Адъюнкт попытался заглянуть через плечо капитан-командора. Тот, поняв уловку, показал на дверь.
— Ступайте прочь, господин Штеллер. Отписывайте в Сенат, что измыслите. А конзилии о курсах корабельных слабый в деяниях Витус Беринг вершит токмо с людьми, сведущими в мореходстве и достойными. Ступайте ж!
Он вытолкнул обескураженного адъюнкта на палубу и захлопнул дверь.
Далекий гром, как многократное эхо, повторил стук двери. В квадратном оконце быстро темнело: близилась непогода. Мерцая, теплилась лампада в углу перед киотом, озаряя бесстрастный лик Николы-угодника, покровителя плавающих и путешествующих.
Наверху, над каютой, сновали матросы, заунывно скулил ветер.
Беринг вернулся к столу, долго перелистывал выцветшие страницы, исписанные неразборчивым почерком, и, тяжело вздохнув, изодрал книгу в клочья. Губы его прошептали неслышное никому. Ругательство по адресу адъюнкта? Очередную молитву? Прощальный привет земле Дон Жуана де Гамы?..

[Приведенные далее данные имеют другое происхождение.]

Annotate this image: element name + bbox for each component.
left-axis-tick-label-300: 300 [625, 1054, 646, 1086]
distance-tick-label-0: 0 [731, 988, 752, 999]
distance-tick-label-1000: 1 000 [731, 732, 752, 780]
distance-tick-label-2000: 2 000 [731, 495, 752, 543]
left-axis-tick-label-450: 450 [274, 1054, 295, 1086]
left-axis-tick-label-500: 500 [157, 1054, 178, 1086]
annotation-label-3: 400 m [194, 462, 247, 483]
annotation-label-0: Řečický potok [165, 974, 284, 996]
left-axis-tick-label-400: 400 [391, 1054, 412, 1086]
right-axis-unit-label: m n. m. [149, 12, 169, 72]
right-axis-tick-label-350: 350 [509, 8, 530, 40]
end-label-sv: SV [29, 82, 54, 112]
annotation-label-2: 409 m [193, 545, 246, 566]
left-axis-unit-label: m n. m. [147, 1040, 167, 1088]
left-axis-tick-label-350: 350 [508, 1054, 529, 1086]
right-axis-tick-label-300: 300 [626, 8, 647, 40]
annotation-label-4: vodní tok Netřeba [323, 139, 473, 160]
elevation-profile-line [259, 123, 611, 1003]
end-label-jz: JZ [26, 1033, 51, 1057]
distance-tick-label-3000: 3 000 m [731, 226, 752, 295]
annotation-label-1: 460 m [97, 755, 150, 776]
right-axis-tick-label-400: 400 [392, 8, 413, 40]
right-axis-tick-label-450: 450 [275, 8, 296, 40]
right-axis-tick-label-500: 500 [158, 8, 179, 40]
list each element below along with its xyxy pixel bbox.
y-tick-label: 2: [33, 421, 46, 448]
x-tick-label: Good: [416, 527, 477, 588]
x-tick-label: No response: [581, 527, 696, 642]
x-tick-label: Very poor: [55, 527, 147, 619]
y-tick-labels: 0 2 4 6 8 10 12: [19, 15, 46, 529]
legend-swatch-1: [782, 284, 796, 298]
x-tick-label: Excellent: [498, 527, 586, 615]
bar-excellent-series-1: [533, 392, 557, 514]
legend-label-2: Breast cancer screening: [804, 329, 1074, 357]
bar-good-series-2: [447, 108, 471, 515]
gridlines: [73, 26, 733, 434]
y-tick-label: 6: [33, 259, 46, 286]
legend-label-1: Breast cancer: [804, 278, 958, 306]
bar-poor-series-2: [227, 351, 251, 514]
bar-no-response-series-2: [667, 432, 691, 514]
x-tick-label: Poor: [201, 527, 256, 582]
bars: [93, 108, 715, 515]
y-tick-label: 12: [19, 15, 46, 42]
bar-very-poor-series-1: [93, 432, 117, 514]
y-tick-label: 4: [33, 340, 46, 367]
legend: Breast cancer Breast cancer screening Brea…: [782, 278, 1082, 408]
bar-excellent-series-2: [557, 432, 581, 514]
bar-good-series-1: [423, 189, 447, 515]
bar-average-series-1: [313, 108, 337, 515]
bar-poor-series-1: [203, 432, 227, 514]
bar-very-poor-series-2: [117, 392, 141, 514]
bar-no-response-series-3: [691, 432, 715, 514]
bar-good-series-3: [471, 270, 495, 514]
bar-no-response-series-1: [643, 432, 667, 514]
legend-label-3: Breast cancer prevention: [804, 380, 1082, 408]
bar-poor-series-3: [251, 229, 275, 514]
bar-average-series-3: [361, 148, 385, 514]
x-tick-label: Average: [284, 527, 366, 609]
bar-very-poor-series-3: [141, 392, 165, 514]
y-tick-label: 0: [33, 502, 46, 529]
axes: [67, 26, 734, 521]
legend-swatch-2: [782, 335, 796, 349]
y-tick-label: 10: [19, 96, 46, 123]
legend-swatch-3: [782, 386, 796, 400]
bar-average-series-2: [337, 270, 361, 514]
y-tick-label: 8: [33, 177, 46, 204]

Молния, мелькнув на фоне оконца, огненной стрелой вонзилась в океан. Покрывая визг ветра и шум волн, раскатисто грянул гром.
Капитан-командор, перекрестясь, приоткрыл иллюминатор и, швырнув бумажные хлопья за борт, грузно побрел на шканцы навстречу мгле и ненастью.
ГЛАВА VII
ПОДЛИННАЯ АМЕРИКА
Ночь была на исходе. Чириков дремал, стоя у компасного нактоуза. Отблеск скупого луча, отбрасываемого шканечным фонарем, дрожал на усталом лице капитана.
Вахтенный лейтенант неуклюжей тенью бродил по шканцам.
Каждые пятнадцать минут, вместе со звоном дюжины стенных и настольных часов, доносящимся из каюты Людовика Делиль де ла Кроера, капитан пробуждался и, щурясь от бьющего в глаза луча, озабоченно спрашивал:
— Что на румбе?
Из мрака выдвигался толстяк Чихачев.
— Чисто море, Алексей Ильич!
— Так держать, — клоня голову на грудь, ронял успокоенный капитан.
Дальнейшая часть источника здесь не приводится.